The program, based on a similar one at the Angola unit of the Louisiana penitentiary system, is aimed at reducing violence inside and recidivism for those who are released at no additional expense to taxpayers.
Phillips said one goal is to instill accountability in students who will then take the message to the general prison population.
“Prisons have a tendency to take bad people and make them worse,” he said.
For Foster and others who had earned certain perks for good behavior, enrollment in the program has made their lives a bit harder. To act as calming influences, they have been transferred to prison blocks with disciplinary problems.
The college will begin a new school year in the coming days with the senior class enrolled in courses such as “American Religious Movements,” “Theological Issues in Prison,” “New Testament” and “Contemporary Issues in American Culture.”

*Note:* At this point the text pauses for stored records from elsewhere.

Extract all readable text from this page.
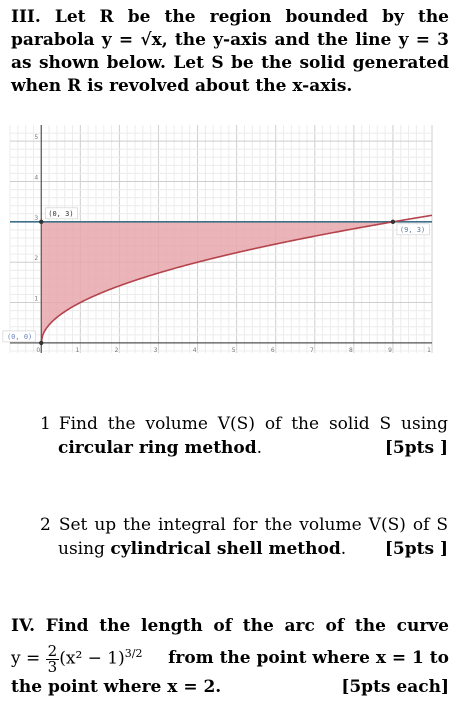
III. Let R be the region bounded by the
parabola y = √x, the y-axis and the line y = 3
as shown below. Let S be the solid generated
when R is revolved about the x-axis.
0	1	2	3	4	5	6	7	8	9	1
1
2
3
4
5
(0, 3)
(9, 3)
(0, 0)
1 Find the volume V(S) of the solid S using
circular ring method.	[5pts ]
2 Set up the integral for the volume V(S) of S
using cylindrical shell method. [5pts ]
IV. Find the length of the arc of the curve
$y = \frac{2}{3} (x^2 - 1)^{3/2}$ from the point where x = 1 to
the point where x = 2.	[5pts each]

The students, mostly Christian with a few Muslims and Jews among their ranks, have a reading list that ranges from the Bible to Aristotle to 19th-century French historian Alexis de Tocqueville.
Dressed in white prison uniforms, they write papers on desktop computers cut off from the Internet in a crowded section of the prison that houses their seminary branch. For research, they rely on a library stocked with books on religion.
The Texas prison system, which has 150,000 inmates, is counting on the seminary school to calm its population.
“Part of TDCJ’s core mission is to promote a positive change in offender behavior. We believe these men will be a powerful voice for other offenders as they complete this program and go out to other prisons,” the Texas Department of Criminal Justice said in a statement.
Fourth-year seminary student Jake Strickland, serving a 35-year sentence for murder and a 10-year sentence for intoxication manslaughter, said he knows he can never make up for the anguish and grief he has caused the family of his victim but prays he can do some good by counseling offenders as he serves his sentence.
Fellow student David Ludwick, 30, who is serving a life sentence for a capital-murder conviction, said he wants to try to mend his ways as he braces for decades behind bars.
“Prison is the university of crime. You learn better methods to steal cars and burglarize homes,” he said. “What this program is doing is producing leaders who can impact people’s lives in another way and teach them to be virtuous.”